This page will help clear up some confusion regarding the cost of solar panels.
Many homeowners’ initial research into finding some information on the price of solar panels for their home focuses too much on the panels themselves. This can lead to a considerable amount of confusion.
The fact remains that the cost of the panels is just one of many costs associated with getting a solar panel system installed on a home. Permitting, inspection, interconnection, and installation costs must also be accounted for.
Too much media attention is still drawn to stories revolving around prices for panels. Rarely do journalist tackle the total costs involved for a homeowner to switch to solar power. It’s great that production costs for solar panels have been dramatically reduced over the years. The bottom line is that further cuts in panel costs will not have a huge impact on the total overall cost for residential solar power.
Panels Only Part Of Cost
Prices are now at historic all time lows. While many manufacturer’s panels are a bit more, it is possible to find panels as low as $0.70 per watt as of early 2016. This can be misleading because a system’s total price is not as simple as adding up the number of watts needed by the price per watt. For example, a typical 5,000 watt system multiplied by $0.70 per watt would equal a price of $3,500. This is considerably less than what a solar power system actually costs. The price for the system in this example is closer to $15,000 than $3,500.

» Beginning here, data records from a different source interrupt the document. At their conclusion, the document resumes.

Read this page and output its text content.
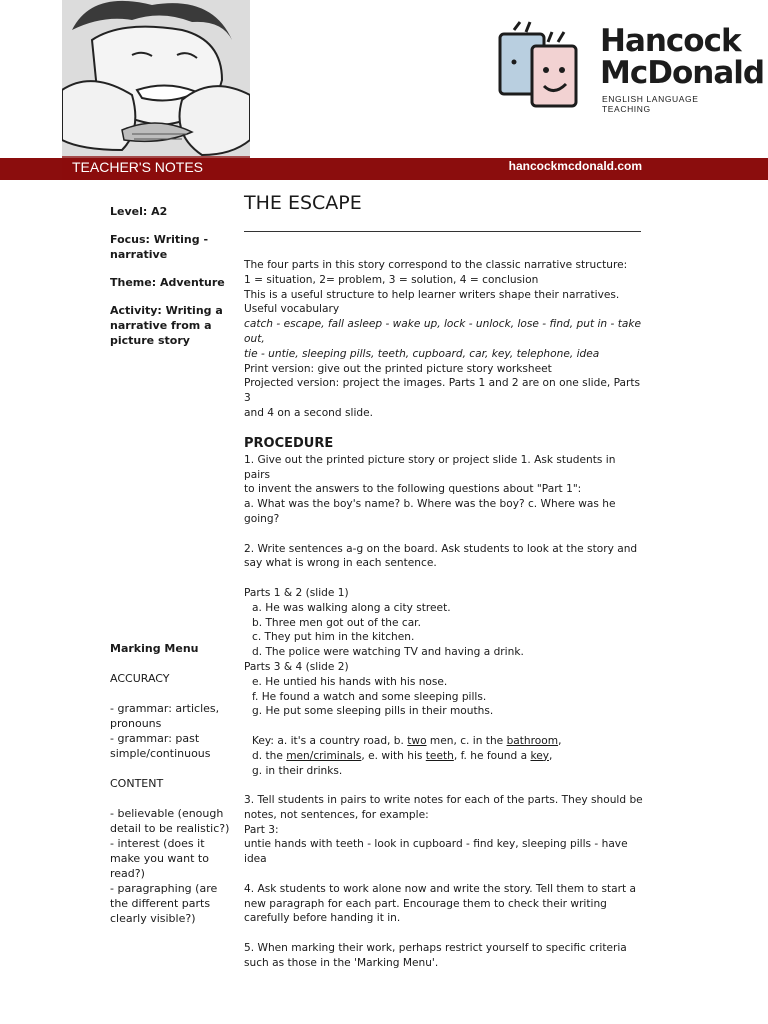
Hancock
McDonald
ENGLISH LANGUAGE TEACHING
TEACHER'S NOTES	hancockmcdonald.com

Level: A2

Focus: Writing - narrative

Theme: Adventure

Activity: Writing a narrative from a picture story

Marking Menu

ACCURACY

- grammar: articles, pronouns

- grammar: past simple/continuous

CONTENT

- believable (enough detail to be realistic?)
- interest (does it make you want to read?)
- paragraphing (are the different parts clearly visible?)
THE ESCAPE

The four parts in this story correspond to the classic narrative structure:

1 = situation, 2= problem, 3 = solution, 4 = conclusion

This is a useful structure to help learner writers shape their narratives.

Useful vocabulary

catch - escape, fall asleep - wake up, lock - unlock, lose - find, put in - take out,

tie - untie, sleeping pills, teeth, cupboard, car, key, telephone, idea

Print version: give out the printed picture story worksheet

Projected version: project the images. Parts 1 and 2 are on one slide, Parts 3

and 4 on a second slide.

PROCEDURE

1. Give out the printed picture story or project slide 1. Ask students in pairs

to invent the answers to the following questions about "Part 1":

a. What was the boy's name? b. Where was the boy? c. Where was he

going?

2. Write sentences a-g on the board. Ask students to look at the story and

say what is wrong in each sentence.

Parts 1 & 2 (slide 1)

a. He was walking along a city street.

b. Three men got out of the car.

c. They put him in the kitchen.

d. The police were watching TV and having a drink.

Parts 3 & 4 (slide 2)

e. He untied his hands with his nose.

f. He found a watch and some sleeping pills.

g. He put some sleeping pills in their mouths.

Key: a. it's a country road, b. two men, c. in the bathroom,

d. the men/criminals, e. with his teeth, f. he found a key,

g. in their drinks.

3. Tell students in pairs to write notes for each of the parts. They should be

notes, not sentences, for example:

Part 3:

untie hands with teeth - look in cupboard - find key, sleeping pills - have

idea

4. Ask students to work alone now and write the story. Tell them to start a

new paragraph for each part. Encourage them to check their writing

carefully before handing it in.

5. When marking their work, perhaps restrict yourself to specific criteria

such as those in the 'Marking Menu'.
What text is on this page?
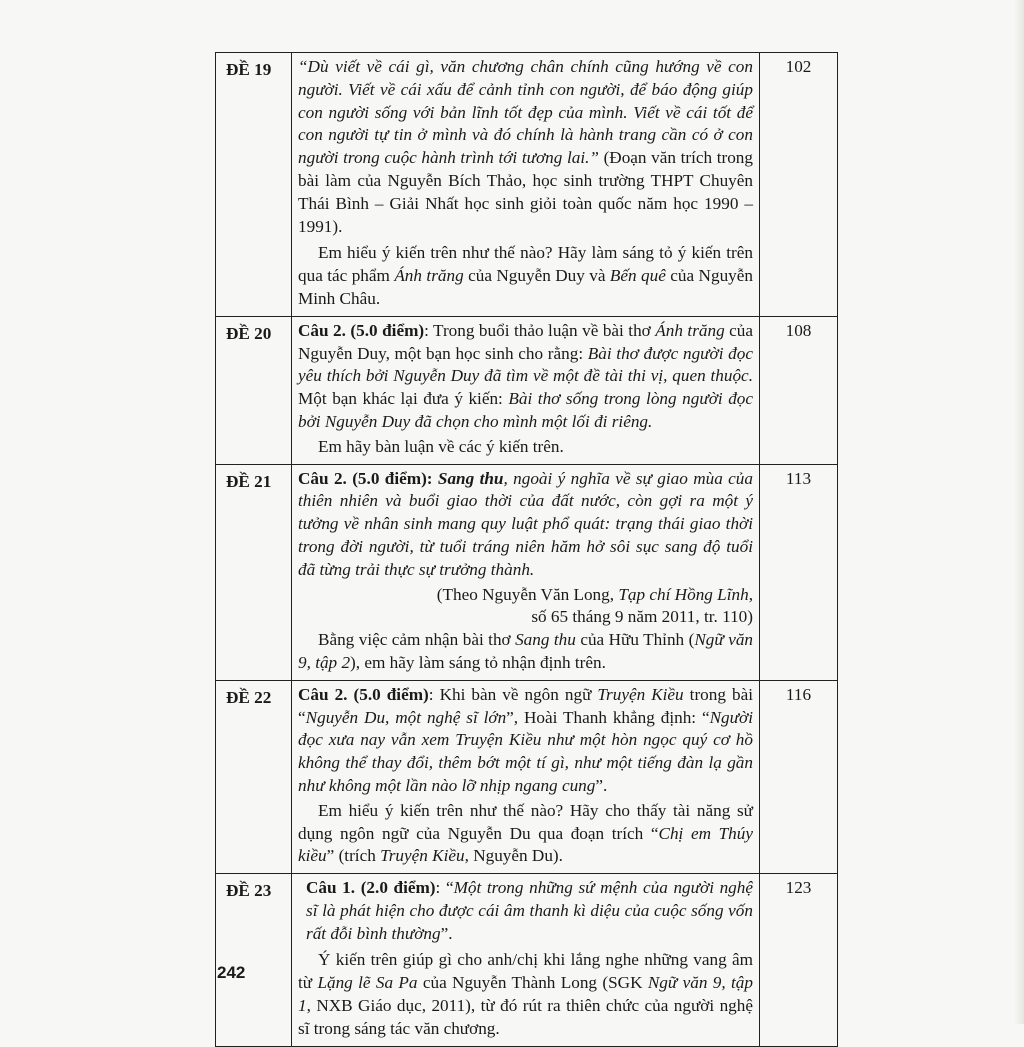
ĐỀ 19	“Dù viết về cái gì, văn chương chân chính cũng hướng về con người. Viết về cái xấu để cảnh tỉnh con người, để báo động giúp con người sống với bản lĩnh tốt đẹp của mình. Viết về cái tốt để con người tự tin ở mình và đó chính là hành trang cần có ở con người trong cuộc hành trình tới tương lai.” (Đoạn văn trích trong bài làm của Nguyễn Bích Thảo, học sinh trường THPT Chuyên Thái Bình – Giải Nhất học sinh giỏi toàn quốc năm học 1990 – 1991).

Em hiểu ý kiến trên như thế nào? Hãy làm sáng tỏ ý kiến trên qua tác phẩm Ánh trăng của Nguyễn Duy và Bến quê của Nguyễn Minh Châu.	102
ĐỀ 20	Câu 2. (5.0 điểm): Trong buổi thảo luận về bài thơ Ánh trăng của Nguyễn Duy, một bạn học sinh cho rằng: Bài thơ được người đọc yêu thích bởi Nguyễn Duy đã tìm về một đề tài thi vị, quen thuộc. Một bạn khác lại đưa ý kiến: Bài thơ sống trong lòng người đọc bởi Nguyễn Duy đã chọn cho mình một lối đi riêng.

Em hãy bàn luận về các ý kiến trên.	108
ĐỀ 21	Câu 2. (5.0 điểm): Sang thu, ngoài ý nghĩa về sự giao mùa của thiên nhiên và buổi giao thời của đất nước, còn gợi ra một ý tưởng về nhân sinh mang quy luật phổ quát: trạng thái giao thời trong đời người, từ tuổi tráng niên hăm hở sôi sục sang độ tuổi đã từng trải thực sự trưởng thành.

(Theo Nguyễn Văn Long, Tạp chí Hồng Lĩnh,

số 65 tháng 9 năm 2011, tr. 110)

Bằng việc cảm nhận bài thơ Sang thu của Hữu Thỉnh (Ngữ văn 9, tập 2), em hãy làm sáng tỏ nhận định trên.	113
ĐỀ 22	Câu 2. (5.0 điểm): Khi bàn về ngôn ngữ Truyện Kiều trong bài “Nguyễn Du, một nghệ sĩ lớn”, Hoài Thanh khẳng định: “Người đọc xưa nay vẫn xem Truyện Kiều như một hòn ngọc quý cơ hồ không thể thay đổi, thêm bớt một tí gì, như một tiếng đàn lạ gần như không một lần nào lỡ nhịp ngang cung”.

Em hiểu ý kiến trên như thế nào? Hãy cho thấy tài năng sử dụng ngôn ngữ của Nguyễn Du qua đoạn trích “Chị em Thúy kiều” (trích Truyện Kiều, Nguyễn Du).	116
ĐỀ 23	Câu 1. (2.0 điểm): “Một trong những sứ mệnh của người nghệ sĩ là phát hiện cho được cái âm thanh kì diệu của cuộc sống vốn rất đỗi bình thường”.

Ý kiến trên giúp gì cho anh/chị khi lắng nghe những vang âm từ Lặng lẽ Sa Pa của Nguyễn Thành Long (SGK Ngữ văn 9, tập 1, NXB Giáo dục, 2011), từ đó rút ra thiên chức của người nghệ sĩ trong sáng tác văn chương.	123
242
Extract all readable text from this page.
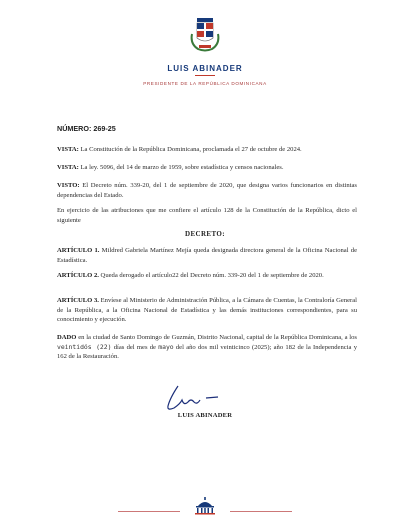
LUIS ABINADER
PRESIDENTE DE LA REPÚBLICA DOMINICANA
NÚMERO: 269-25
VISTA: La Constitución de la República Dominicana, proclamada el 27 de octubre de 2024.
VISTA: La ley. 5096, del 14 de marzo de 1959, sobre estadística y censos nacionales.
VISTO: El Decreto núm. 339-20, del 1 de septiembre de 2020, que designa varios funcionarios en distintas dependencias del Estado.
En ejercicio de las atribuciones que me confiere el artículo 128 de la Constitución de la República, dicto el siguiente
DECRETO:
ARTÍCULO 1. Mildred Gabriela Martínez Mejía queda designada directora general de la Oficina Nacional de Estadística.
ARTÍCULO 2. Queda derogado el artículo22 del Decreto núm. 339-20 del 1 de septiembre de 2020.
ARTÍCULO 3. Envíese al Ministerio de Administración Pública, a la Cámara de Cuentas, la Contraloría General de la República, a la Oficina Nacional de Estadística y las demás instituciones correspondientes, para su conocimiento y ejecución.
DADO en la ciudad de Santo Domingo de Guzmán, Distrito Nacional, capital de la República Dominicana, a los veintidós (22) días del mes de mayo del año dos mil veinticinco (2025); año 182 de la Independencia y 162 de la Restauración.
LUIS ABINADER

If prices for panels were to drop in half, the cost for that $15,000 system would only be cut by $1,500 or so. Decent savings, but nothing significant.
Efficiency Breakthrough Effect On Cost
There are also a constant supply of news stories about potential breakthroughs in solar cell efficiency ratings. Let’s consider a situation in which one of these technological advancements gets taken to market. Assuming the breakthrough involves cells that are twice as efficient as the most efficient cells that are currently in use. This would mean that only about half as many solar panels are needed on the average residential solar installation. The savings would be about the same as the previous example about the cost reduction in panels – about $1,500. There might also be some cost savings in labor as well, but not much.
The Big Picture
The point of the two examples just mentioned is that the residential solar power industry is beginning to mature to a point where prices are starting to level off. While we can expect to see a further reduction in the price of panels and improvements in cell efficiency ratings, the overall cost of getting a solar panel system installed should not be expected to decrease substantially in the coming years.
Ultimately, the only cost that homeowners should be considering is the total installed cost per watt of solar power. This is basically the full cost for a solar panel system. Go to the cost of solar page for more information on the total costs involved.
Smart homeowners are beginning to realize the long term value of solar power. The savings over the life of a system are substantial. It’s a simple choice – one can make payments (or pay cash) on a $15,000 system that will last at least 25 years or pay $30,000 or more to a utility for the same amount of power. In many U.S. states this is the case – conventional power costs twice as much as solar over the long term.